RI News. Trenggalek – Di tengah era globalisasi yang penuh tantangan ekonomi, termasuk fluktuasi pasar dan ketegangan geopolitik internasional, sebuah perusahaan kecil di Dusun Cethok, Desa Karangan, Kabupaten Trenggalek, berhasil menunjukkan ketangguhan yang luar biasa. Pada 21 April 2026, CV Arrifindo Raya (juga dikenal sebagai bagian dari Arfindo Raya Group) berhasil mengirimkan kontainer berisi produk Cable Drum atau haspel gulungan kabel berbahan kayu lokal ke Taiwan.

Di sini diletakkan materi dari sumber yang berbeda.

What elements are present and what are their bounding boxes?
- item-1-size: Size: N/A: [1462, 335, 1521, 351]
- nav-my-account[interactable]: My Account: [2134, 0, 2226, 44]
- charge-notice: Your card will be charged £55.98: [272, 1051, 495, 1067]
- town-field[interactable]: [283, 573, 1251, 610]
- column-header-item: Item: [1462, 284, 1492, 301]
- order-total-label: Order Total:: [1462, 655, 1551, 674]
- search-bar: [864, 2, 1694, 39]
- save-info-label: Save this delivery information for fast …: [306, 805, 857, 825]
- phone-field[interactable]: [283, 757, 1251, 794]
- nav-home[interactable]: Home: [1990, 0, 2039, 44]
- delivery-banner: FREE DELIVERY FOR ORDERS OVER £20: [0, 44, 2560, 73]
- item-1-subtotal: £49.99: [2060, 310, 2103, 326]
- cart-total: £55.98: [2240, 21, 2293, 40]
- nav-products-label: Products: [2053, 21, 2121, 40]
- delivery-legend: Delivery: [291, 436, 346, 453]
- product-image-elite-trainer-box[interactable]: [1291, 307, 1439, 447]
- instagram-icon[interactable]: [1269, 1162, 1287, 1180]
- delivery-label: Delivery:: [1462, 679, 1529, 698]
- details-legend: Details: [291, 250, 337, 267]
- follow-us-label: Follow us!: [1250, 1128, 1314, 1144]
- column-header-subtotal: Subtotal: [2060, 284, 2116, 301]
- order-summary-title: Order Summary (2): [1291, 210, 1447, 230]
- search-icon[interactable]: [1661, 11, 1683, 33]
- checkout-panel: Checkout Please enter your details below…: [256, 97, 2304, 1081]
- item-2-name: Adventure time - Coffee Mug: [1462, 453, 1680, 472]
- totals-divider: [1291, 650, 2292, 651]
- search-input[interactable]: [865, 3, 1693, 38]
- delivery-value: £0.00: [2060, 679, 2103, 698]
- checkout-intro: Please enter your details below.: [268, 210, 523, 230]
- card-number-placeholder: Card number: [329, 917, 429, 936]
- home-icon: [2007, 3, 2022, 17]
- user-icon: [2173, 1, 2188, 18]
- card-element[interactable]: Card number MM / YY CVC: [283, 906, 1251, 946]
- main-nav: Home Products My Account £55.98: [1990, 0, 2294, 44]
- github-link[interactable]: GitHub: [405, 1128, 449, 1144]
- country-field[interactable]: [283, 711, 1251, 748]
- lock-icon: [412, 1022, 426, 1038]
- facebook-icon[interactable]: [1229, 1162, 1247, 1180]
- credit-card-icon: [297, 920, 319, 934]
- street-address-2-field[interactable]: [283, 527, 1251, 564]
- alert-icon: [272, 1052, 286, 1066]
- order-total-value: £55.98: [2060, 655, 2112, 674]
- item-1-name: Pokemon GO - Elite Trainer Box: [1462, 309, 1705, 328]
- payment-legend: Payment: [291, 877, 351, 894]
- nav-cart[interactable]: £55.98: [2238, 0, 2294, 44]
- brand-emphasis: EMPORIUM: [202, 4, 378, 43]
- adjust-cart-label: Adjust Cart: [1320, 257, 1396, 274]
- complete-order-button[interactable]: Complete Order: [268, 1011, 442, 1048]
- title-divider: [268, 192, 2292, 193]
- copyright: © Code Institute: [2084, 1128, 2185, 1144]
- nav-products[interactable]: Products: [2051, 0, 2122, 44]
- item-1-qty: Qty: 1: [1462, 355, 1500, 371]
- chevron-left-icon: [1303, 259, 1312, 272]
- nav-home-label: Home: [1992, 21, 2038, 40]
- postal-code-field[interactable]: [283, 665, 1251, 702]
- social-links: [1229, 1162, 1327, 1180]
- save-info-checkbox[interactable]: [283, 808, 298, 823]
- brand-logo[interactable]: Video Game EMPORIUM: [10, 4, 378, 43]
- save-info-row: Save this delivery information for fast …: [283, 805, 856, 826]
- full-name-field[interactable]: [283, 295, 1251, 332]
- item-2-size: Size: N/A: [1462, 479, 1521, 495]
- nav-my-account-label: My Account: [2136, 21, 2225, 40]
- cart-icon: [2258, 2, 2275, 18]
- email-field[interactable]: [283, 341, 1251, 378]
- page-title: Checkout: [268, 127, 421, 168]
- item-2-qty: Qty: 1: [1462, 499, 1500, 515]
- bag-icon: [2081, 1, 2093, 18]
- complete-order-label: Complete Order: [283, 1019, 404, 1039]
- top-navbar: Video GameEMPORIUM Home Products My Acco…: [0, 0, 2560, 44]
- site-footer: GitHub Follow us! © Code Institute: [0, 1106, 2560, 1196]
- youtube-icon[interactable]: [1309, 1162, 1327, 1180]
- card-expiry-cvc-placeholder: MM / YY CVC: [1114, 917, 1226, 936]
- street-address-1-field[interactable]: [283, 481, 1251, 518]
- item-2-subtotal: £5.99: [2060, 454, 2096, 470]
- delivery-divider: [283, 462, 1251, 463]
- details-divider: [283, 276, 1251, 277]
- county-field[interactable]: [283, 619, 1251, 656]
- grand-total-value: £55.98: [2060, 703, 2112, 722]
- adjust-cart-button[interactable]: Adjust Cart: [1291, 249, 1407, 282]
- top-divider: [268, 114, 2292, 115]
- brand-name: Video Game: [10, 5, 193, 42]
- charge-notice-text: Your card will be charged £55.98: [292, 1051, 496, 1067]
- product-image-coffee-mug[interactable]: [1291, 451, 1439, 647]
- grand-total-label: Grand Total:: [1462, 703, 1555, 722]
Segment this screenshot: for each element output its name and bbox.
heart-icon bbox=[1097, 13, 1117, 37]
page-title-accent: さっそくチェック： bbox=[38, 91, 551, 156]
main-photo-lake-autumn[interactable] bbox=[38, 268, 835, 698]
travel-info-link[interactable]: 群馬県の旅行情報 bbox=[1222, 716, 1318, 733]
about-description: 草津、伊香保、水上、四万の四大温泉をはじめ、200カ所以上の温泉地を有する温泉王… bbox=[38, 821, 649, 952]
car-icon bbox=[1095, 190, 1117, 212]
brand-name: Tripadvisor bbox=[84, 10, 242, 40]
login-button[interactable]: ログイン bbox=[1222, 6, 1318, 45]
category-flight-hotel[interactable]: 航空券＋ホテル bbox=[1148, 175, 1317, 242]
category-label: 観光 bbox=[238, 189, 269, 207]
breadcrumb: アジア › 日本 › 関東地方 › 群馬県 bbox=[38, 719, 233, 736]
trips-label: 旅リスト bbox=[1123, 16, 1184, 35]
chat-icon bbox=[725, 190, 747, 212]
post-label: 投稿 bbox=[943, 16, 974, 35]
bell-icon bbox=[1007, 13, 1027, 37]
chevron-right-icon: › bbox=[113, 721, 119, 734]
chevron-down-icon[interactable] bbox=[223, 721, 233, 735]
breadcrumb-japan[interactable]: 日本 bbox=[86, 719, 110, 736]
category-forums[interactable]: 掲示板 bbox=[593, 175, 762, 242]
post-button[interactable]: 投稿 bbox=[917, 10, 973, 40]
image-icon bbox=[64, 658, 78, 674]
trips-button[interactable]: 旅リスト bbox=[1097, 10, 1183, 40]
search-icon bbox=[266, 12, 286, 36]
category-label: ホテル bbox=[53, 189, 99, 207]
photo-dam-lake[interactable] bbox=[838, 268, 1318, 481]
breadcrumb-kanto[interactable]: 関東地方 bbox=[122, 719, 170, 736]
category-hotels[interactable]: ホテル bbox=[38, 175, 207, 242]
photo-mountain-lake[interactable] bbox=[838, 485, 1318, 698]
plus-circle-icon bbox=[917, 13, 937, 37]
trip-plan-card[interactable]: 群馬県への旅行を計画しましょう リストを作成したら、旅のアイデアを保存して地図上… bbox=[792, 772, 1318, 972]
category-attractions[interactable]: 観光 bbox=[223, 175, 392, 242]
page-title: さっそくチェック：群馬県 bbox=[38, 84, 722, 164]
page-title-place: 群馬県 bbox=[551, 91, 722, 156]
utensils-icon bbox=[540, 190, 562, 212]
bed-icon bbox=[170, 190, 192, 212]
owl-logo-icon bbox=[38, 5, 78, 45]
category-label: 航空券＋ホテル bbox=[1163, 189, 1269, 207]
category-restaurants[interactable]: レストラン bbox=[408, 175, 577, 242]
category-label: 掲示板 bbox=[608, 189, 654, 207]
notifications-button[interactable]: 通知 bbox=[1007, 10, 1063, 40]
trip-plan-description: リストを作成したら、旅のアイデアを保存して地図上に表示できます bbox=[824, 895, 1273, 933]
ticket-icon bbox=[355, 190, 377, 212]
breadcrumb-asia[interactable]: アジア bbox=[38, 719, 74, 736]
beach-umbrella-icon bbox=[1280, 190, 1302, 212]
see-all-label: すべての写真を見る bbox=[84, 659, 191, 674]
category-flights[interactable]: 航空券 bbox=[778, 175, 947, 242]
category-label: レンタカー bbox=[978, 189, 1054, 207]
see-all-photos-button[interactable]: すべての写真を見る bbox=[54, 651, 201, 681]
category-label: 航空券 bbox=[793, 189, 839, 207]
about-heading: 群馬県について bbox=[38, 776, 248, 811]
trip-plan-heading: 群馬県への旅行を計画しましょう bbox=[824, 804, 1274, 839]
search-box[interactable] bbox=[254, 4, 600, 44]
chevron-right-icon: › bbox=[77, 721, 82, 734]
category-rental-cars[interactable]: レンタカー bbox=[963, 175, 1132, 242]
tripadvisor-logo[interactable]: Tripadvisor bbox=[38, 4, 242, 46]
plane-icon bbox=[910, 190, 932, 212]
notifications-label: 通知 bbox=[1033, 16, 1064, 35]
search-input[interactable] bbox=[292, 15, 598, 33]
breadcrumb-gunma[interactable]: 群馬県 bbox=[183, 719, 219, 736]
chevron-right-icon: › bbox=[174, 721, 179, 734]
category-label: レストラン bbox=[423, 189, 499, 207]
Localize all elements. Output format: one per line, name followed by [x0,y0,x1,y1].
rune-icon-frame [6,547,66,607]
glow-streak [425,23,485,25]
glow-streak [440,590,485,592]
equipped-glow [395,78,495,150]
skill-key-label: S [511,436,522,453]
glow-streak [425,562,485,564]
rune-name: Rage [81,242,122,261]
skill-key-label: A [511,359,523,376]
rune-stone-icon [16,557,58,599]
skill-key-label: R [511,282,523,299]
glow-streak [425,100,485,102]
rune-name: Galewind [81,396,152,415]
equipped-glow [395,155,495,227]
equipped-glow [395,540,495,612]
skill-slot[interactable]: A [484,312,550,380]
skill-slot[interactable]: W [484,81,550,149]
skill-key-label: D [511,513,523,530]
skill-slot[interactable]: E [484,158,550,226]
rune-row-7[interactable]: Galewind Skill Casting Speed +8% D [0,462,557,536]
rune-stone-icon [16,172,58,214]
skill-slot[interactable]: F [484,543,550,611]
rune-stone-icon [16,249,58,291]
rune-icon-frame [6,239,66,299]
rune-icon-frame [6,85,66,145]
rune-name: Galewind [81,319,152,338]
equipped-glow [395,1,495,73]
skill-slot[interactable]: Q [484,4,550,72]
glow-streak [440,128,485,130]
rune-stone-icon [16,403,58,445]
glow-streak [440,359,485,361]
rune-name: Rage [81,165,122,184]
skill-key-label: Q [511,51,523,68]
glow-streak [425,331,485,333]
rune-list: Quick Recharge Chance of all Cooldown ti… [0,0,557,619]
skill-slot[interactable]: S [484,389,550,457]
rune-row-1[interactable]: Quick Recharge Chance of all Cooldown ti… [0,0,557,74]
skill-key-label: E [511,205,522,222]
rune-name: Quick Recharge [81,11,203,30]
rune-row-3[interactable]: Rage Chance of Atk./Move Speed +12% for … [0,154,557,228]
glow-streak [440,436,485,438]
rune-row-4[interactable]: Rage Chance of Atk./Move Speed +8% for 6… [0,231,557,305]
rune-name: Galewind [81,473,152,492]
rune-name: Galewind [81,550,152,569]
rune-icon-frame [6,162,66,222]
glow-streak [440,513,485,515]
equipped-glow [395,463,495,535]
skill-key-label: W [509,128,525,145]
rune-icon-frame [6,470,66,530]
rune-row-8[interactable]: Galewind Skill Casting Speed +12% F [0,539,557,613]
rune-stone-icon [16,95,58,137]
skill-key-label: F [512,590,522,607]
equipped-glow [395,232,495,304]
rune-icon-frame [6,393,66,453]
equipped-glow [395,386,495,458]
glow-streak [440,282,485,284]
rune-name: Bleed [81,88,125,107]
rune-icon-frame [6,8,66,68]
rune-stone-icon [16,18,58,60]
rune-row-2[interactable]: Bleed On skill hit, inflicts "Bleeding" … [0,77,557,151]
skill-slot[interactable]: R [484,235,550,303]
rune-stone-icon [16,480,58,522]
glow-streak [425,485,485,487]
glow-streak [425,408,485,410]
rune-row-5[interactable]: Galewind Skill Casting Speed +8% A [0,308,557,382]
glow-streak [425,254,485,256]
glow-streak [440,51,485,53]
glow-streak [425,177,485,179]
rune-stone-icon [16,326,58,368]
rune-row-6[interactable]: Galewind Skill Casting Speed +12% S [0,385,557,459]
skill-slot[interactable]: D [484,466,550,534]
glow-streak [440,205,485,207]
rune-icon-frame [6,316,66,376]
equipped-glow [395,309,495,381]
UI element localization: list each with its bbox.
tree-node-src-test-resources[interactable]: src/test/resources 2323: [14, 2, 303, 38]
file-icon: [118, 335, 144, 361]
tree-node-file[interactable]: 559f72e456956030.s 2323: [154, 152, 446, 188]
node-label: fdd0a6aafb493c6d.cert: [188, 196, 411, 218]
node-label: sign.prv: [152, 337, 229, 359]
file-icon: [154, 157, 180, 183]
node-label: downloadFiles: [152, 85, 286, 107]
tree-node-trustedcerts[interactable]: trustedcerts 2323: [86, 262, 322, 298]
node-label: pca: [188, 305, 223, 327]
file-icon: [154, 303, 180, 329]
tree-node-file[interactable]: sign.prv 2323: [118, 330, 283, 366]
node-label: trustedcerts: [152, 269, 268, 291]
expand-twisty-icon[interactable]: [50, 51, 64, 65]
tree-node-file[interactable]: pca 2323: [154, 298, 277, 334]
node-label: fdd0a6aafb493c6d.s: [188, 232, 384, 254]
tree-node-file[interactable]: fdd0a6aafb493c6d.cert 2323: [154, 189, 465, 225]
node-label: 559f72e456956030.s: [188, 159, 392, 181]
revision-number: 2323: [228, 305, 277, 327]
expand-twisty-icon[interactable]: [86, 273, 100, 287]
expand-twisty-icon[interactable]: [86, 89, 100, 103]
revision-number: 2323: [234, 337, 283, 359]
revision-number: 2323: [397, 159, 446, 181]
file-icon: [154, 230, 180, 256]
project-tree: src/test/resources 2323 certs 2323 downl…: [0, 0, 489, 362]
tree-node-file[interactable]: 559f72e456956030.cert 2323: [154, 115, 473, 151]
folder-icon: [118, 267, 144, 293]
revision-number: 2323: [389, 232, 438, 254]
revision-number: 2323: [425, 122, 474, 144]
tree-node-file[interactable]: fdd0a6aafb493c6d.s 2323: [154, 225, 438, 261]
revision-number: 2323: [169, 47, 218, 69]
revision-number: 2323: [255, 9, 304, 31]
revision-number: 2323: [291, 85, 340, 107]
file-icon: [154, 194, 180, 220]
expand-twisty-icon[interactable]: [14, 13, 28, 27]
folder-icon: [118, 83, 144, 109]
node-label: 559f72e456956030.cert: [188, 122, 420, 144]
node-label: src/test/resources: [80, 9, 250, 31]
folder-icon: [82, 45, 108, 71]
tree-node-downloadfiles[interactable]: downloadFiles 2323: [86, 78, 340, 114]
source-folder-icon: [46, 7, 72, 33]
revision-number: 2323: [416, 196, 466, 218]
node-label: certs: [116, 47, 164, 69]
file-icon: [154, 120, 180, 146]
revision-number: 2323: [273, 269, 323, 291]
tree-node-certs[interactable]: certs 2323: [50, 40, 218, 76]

Proses stuffing atau pengisian barang dilakukan di dua lokasi, yaitu di Trenggalek dan Krian, Sidoarjo, sebelum container 40 kaki tersebut diberangkatkan sekitar pukul 15.30 WIB menuju Pelabuhan Tanjung Perak, Surabaya. Keberhasilan ini menandai pencapaian signifikan bagi perusahaan yang mengandalkan bahan baku kayu dari daerah setempat, sekaligus menjadi salah satu contoh langka UMKM berbasis kayu asal Trenggalek yang mampu menembus pasar internasional.
Bahan baku kayu yang diolah menjadi cable drum berasal sepenuhnya dari sumber daya lokal Trenggalek. Dengan peralatan produksi yang relatif sederhana dan mengandalkan tenaga kerja mayoritas warga sekitar dusun, perusahaan ini tidak hanya mampu bersaing di pasar global, tetapi juga memberikan dampak sosial yang nyata. Mayoritas karyawan berasal dari masyarakat sekitar, sehingga keberadaan perusahaan turut membantu mengurangi angka pengangguran di wilayah pedesaan tersebut.

Owner perusahaan, Bapak Arif, dikenal sebagai sosok yang sederhana dan memiliki loyalitas tinggi terhadap lingkungan sekitar. Ia berhasil membangun hubungan harmonis dengan karyawan dan masyarakat, menciptakan iklim kerja yang mendukung kreativitas serta ketekunan warga lokal. Dalam wawancara dengan media, Bapak Arif menyampaikan harapannya di tengah situasi geopolitik dunia yang sedang panas akibat berbagai konflik internasional.
“Kami berharap pangsa pasar global dapat tetap terjaga. Seminimnya, kami bisa bertahan dan terus berkembang. Idealnya, harga pasar dapat naik seimbang dengan biaya produksi yang kami keluarkan,” ujarnya.
Keberhasilan CV Arrifindo Raya ini menjadi bukti bahwa di era globalisasi, usaha kecil berbasis sumber daya lokal mampu bersaing tanpa harus mengandalkan teknologi canggih semata. Kreativitas, ketekunan, dan pengelolaan yang baik ternyata menjadi kunci utama. Namun, pencapaian ini juga menimbulkan harapan agar pihak-pihak terkait, termasuk pemerintah daerah dan lembaga pembinaan usaha, dapat lebih aktif memberikan bimbingan, pelatihan, serta dukungan kebijakan untuk memperkuat UMKM serupa di Trenggalek.
Baca juga : Mutasi Strategis di Kalurahan Semugih: Mantan Kepala Dukuh Polso Dilantik Jadi Jagabaya Baru Rongkop
Dengan potensi sumber daya alam dan semangat warga yang tangguh, kisah sukses seperti ini diharapkan tidak hanya menjadi cerita tunggal, melainkan inspirasi bagi pengembangan ekonomi kerakyatan di wilayah pedesaan Jawa Timur. Di tengah tekanan ekonomi global, ketangguhan lokal seperti yang ditunjukkan CV Arrifindo Raya membuktikan bahwa usaha kecil mampu memberikan kontribusi nyata bagi perekonomian nasional.